Let's investigate how the prediction error is related to the characteristics of neutrino events.
Our models predict not angles but rather the direction vector. This vector is compared with the target vector.
The angle \(𝛥ψ\) between them is the model error (angular error).
Another angle (azimuthal error \(𝛥α)\) is calculated between the projections of the target and predicted vectors onto the \((x,y)\) plane.
Zenith angle errors did not yet give us any interesting information.
For the \(𝛥ψ\) and \(𝛥α\) angles, the histograms are plotted, given below by three algorithms:
Weighted Line-fit method, RNN and GNN:


The average angular error is the metric for our competition. In addition to the mean, we calculate the median, which is usually used in physical publications when comparing different methods of trajectory reconstruction. In all our models, the median is lower than the mean (and the better the model, the greater this difference).
In addition to these two characteristics, we evaluate the proportion of examples that turned out to be “bad” (that is, not predicted accurately) for a given method.
Let’s assume that all examples for angular errors can be divided into two classes - “good” and “bad”. The proportion of bad examples is \(w\), and of good examples, \(1-w\). Then the distribution of errors of both classes has the form:
$$ P(ψ) = (1-w) P_0(ψ) + w \, \sin(ψ) / 2 $$The second term is the distribution of the angle \(ψ = [0, π]\) between a fixed (target) vector and a vector with a random isotropic direction. For more or less working prediction methods, the first term \(P_0(ψ)\) decreases rapidly. Therefore, to estimate the weight \(w\), the distribution integral is used in the range \([π/2, π]\) in which the distribution of random errors predominates. The calculated values of this weight are given above in the headings of the histograms.

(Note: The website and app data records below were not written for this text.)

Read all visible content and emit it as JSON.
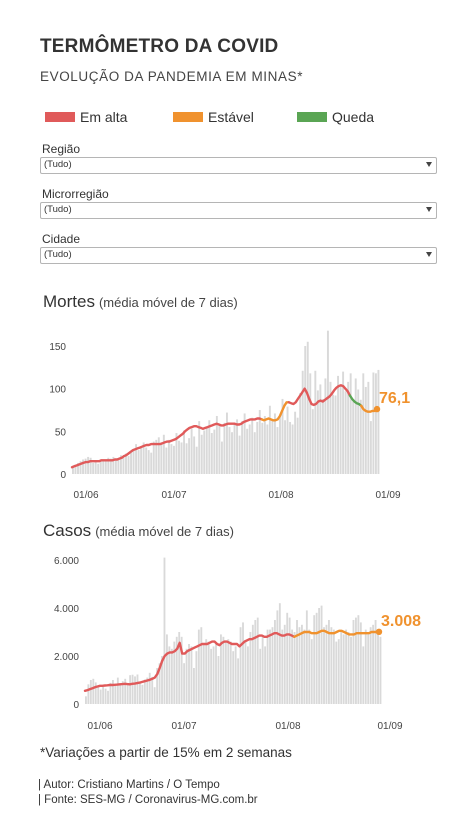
{
  "header": {
    "title": "TERMÔMETRO DA COVID",
    "subtitle": "EVOLUÇÃO DA PANDEMIA EM MINAS*"
  },
  "legend": [
    {
      "label": "Em alta",
      "color": "#e05a5a"
    },
    {
      "label": "Estável",
      "color": "#f0922e"
    },
    {
      "label": "Queda",
      "color": "#5aa554"
    }
  ],
  "filters": [
    {
      "label": "Região",
      "value": "(Tudo)"
    },
    {
      "label": "Microrregião",
      "value": "(Tudo)"
    },
    {
      "label": "Cidade",
      "value": "(Tudo)"
    }
  ],
  "colors": {
    "rising": "#e05a5a",
    "stable": "#f0922e",
    "falling": "#5aa554",
    "bars": "#d9d9d9",
    "highlight": "#f0922e"
  },
  "chart_data": [
    {
      "type": "bar",
      "title": "Mortes",
      "subtitle": "(média móvel de 7 dias)",
      "x_ticks": [
        "01/06",
        "01/07",
        "01/08",
        "01/09"
      ],
      "y_ticks": [
        "0",
        "50",
        "100",
        "150"
      ],
      "ylim": [
        0,
        175
      ],
      "grid": false,
      "last_value_label": "76,1",
      "daily_values": [
        9,
        11,
        13,
        15,
        17,
        18,
        20,
        19,
        13,
        15,
        12,
        16,
        17,
        15,
        19,
        18,
        20,
        16,
        17,
        22,
        19,
        24,
        21,
        25,
        27,
        35,
        28,
        32,
        37,
        31,
        28,
        25,
        38,
        40,
        43,
        37,
        46,
        31,
        40,
        35,
        33,
        48,
        39,
        37,
        51,
        36,
        42,
        53,
        44,
        32,
        62,
        46,
        51,
        55,
        63,
        48,
        52,
        68,
        57,
        38,
        60,
        72,
        55,
        49,
        58,
        64,
        45,
        62,
        71,
        53,
        58,
        66,
        49,
        61,
        75,
        60,
        68,
        58,
        80,
        64,
        71,
        55,
        69,
        88,
        63,
        79,
        61,
        58,
        73,
        66,
        95,
        121,
        150,
        155,
        118,
        76,
        121,
        98,
        105,
        88,
        112,
        168,
        108,
        93,
        92,
        115,
        103,
        120,
        97,
        108,
        118,
        85,
        112,
        99,
        87,
        118,
        102,
        108,
        62,
        119,
        118,
        122
      ],
      "series": [
        {
          "name": "Mortes média móvel",
          "segments": [
            {
              "trend": "rising",
              "values": [
                8,
                9,
                10,
                11,
                12,
                13,
                14,
                14,
                15,
                15,
                15,
                15,
                15,
                16,
                16,
                16,
                16,
                16,
                16,
                17,
                17,
                18,
                19,
                21,
                22,
                24,
                26,
                28,
                29,
                30,
                31,
                32,
                33,
                34,
                34,
                35,
                35,
                35,
                35,
                35,
                36,
                37,
                38,
                38,
                39,
                40,
                41,
                43,
                45,
                47,
                50,
                52,
                54,
                55,
                56,
                56,
                55,
                54,
                53,
                54,
                55,
                56,
                57,
                58,
                59,
                58,
                57,
                57,
                58,
                59,
                59,
                59,
                59,
                58,
                58,
                59,
                61,
                62,
                63,
                64,
                64,
                64,
                65,
                65,
                64
              ]
            },
            {
              "trend": "stable",
              "values": [
                64,
                63,
                64,
                65,
                64,
                63,
                63,
                64,
                68,
                74,
                80,
                84,
                84
              ]
            },
            {
              "trend": "rising",
              "values": [
                84,
                83,
                82,
                84,
                88,
                92,
                96,
                100,
                95,
                88,
                82,
                81,
                82,
                85,
                86,
                85,
                87,
                89,
                91,
                94,
                98,
                101,
                103,
                104,
                103,
                100,
                97,
                92
              ]
            },
            {
              "trend": "falling",
              "values": [
                92,
                88,
                85,
                83,
                82,
                80
              ]
            },
            {
              "trend": "stable",
              "values": [
                80,
                76,
                74,
                73,
                73,
                74,
                74,
                76.1
              ]
            }
          ]
        }
      ]
    },
    {
      "type": "bar",
      "title": "Casos",
      "subtitle": "(média móvel de 7 dias)",
      "x_ticks": [
        "01/06",
        "01/07",
        "01/08",
        "01/09"
      ],
      "y_ticks": [
        "0",
        "2.000",
        "4.000",
        "6.000"
      ],
      "ylim": [
        0,
        6000
      ],
      "grid": false,
      "last_value_label": "3.008",
      "daily_values": [
        320,
        820,
        1000,
        1050,
        900,
        770,
        600,
        720,
        640,
        550,
        880,
        1000,
        750,
        1100,
        800,
        950,
        1050,
        860,
        1200,
        1220,
        1150,
        1230,
        900,
        800,
        1020,
        1100,
        1300,
        1130,
        700,
        1500,
        1700,
        2000,
        6100,
        2900,
        2400,
        2300,
        2600,
        2800,
        3000,
        2800,
        1700,
        2300,
        2500,
        2400,
        1500,
        2200,
        3100,
        3200,
        2500,
        2700,
        2600,
        2300,
        2400,
        2500,
        2000,
        2900,
        2800,
        2600,
        2700,
        2600,
        2200,
        2400,
        1900,
        3200,
        3400,
        2600,
        2400,
        3000,
        3300,
        3500,
        3600,
        2300,
        2800,
        2400,
        3100,
        3100,
        3200,
        3500,
        3900,
        4200,
        3100,
        3300,
        3800,
        3600,
        3100,
        3000,
        3500,
        3200,
        3300,
        3100,
        3900,
        3100,
        2700,
        3700,
        3800,
        4000,
        4100,
        3200,
        3300,
        3500,
        3200,
        3100,
        2600,
        2700,
        3000,
        2900,
        3100,
        3000,
        2800,
        3500,
        3600,
        3700,
        3400,
        2400,
        3100,
        2900,
        3200,
        3300,
        3500,
        3100,
        2800
      ],
      "series": [
        {
          "name": "Casos média móvel",
          "segments": [
            {
              "trend": "rising",
              "values": [
                550,
                580,
                620,
                660,
                700,
                730,
                760,
                760,
                770,
                780,
                790,
                790,
                800,
                810,
                820,
                830,
                840,
                830,
                820,
                840,
                850,
                870,
                890,
                920,
                950,
                980,
                1010,
                1050,
                1100,
                1250,
                1500,
                1800,
                2000,
                2100,
                2150,
                2150,
                2200,
                2300,
                2550,
                2100,
                2100,
                2200,
                2250,
                2300,
                2350,
                2400,
                2450,
                2500,
                2500,
                2500,
                2550,
                2600,
                2600,
                2500,
                2450,
                2550,
                2600,
                2600,
                2550,
                2500,
                2500,
                2500,
                2400,
                2500,
                2600,
                2650,
                2700,
                2700,
                2750,
                2800,
                2850,
                2850,
                2800,
                2800,
                2850,
                2900,
                2950,
                2950,
                2900,
                2850,
                2850,
                2900,
                2900,
                2850,
                2800
              ]
            },
            {
              "trend": "stable",
              "values": [
                2800,
                2850,
                2900,
                2950,
                3000,
                3000,
                3000,
                2950,
                2950,
                2950,
                3000,
                3050,
                3050,
                3000,
                2950,
                2950,
                2950,
                3000,
                3050,
                3050,
                3000,
                2950,
                2900,
                2900,
                2900,
                2950,
                2950,
                2950,
                2950,
                2950,
                2950,
                3000,
                3000,
                3000,
                3008
              ]
            }
          ]
        }
      ]
    }
  ],
  "charts_text": {
    "mortes_title": "Mortes",
    "mortes_sub": "(média móvel de 7 dias)",
    "casos_title": "Casos",
    "casos_sub": "(média móvel de 7 dias)"
  },
  "footnote": "*Variações a partir de 15% em 2 semanas",
  "credits": [
    "| Autor: Cristiano Martins / O Tempo",
    "| Fonte: SES-MG / Coronavirus-MG.com.br"
  ]
}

Knowing \(w\), we can construct the error distribution of “good examples” (green line) and “bad” ones (red line). The dotted line is the cumulative probability distribution from the cumulative histogram.
In the case of azimuth errors, the cumulative distribution is approximated as follows:
$$ P(α) = (1-w) P_0(α) + w / π, $$The distribution of “bad events” in this case is a uniform distribution.

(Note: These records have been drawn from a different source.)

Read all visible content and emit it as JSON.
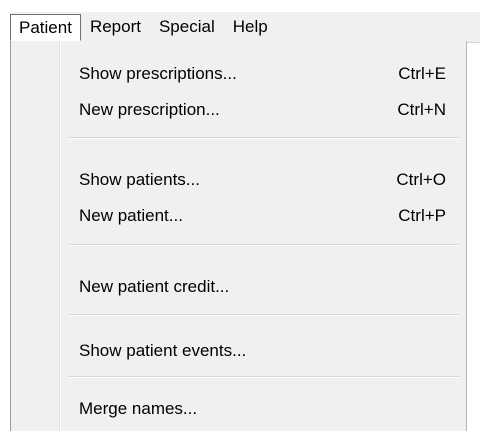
{
  "menubar": {
    "items": [
      {
        "label": "Patient"
      },
      {
        "label": "Report"
      },
      {
        "label": "Special"
      },
      {
        "label": "Help"
      }
    ]
  },
  "menu": {
    "items": [
      {
        "label": "Show prescriptions...",
        "shortcut": "Ctrl+E"
      },
      {
        "label": "New prescription...",
        "shortcut": "Ctrl+N"
      },
      {
        "label": "Show patients...",
        "shortcut": "Ctrl+O"
      },
      {
        "label": "New patient...",
        "shortcut": "Ctrl+P"
      },
      {
        "label": "New patient credit...",
        "shortcut": ""
      },
      {
        "label": "Show patient events...",
        "shortcut": ""
      },
      {
        "label": "Merge names...",
        "shortcut": ""
      }
    ]
  },
  "colors": {
    "menu_background": "#f0f0f0",
    "text": "#000000",
    "separator": "#d7d7d7"
  }
}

As can be seen from the figures above, the proportion of “bad events” by different methods gives close enough results: 60% - 70%. Although as the method improves, this value gradually decreases. :) Note that when calculating the projections of vectors on the plane \((x, y)\), it is necessary to control for their length in this plane. If the length turns out to be equal to zero, the angle should be chosen randomly from the uniform distribution \([0…π]\). If this is not done, a sharp outlier will be observed on the distribution in the Line-fit method at \(α=π/2\). It corresponds to single string events in which the sensors are triggered on only one string. In the dataset, with the auxiliary==False filter (only “reliable” pulses), there are 17.7% of single-string events:

Clearly, for single-string events, Line-fit predicts the direction vector along the string. Therefore, its projection on the plane \((x,y)\) will be equal to zero, and the value of the azimuth angle is not defined.
The distributions of the predicted zenith and azimuth angles also look quite interesting:
Two large values for bins at the zenith angles 0 and π are associated with single-string events (17.7%). On the rest of the distribution, one can also distinguish a random part of sin/2 and a “non-random” one. The six peaks in the distribution of azimuthal angles are related to the “discrete hexagonality” of space in the \((x,y)\) plane.
The implementation of the function that builds the error distribution for the Line-fit method can be found in the notebook. We use weighted averages, which results in reducing the error from 1.21 to 1.18.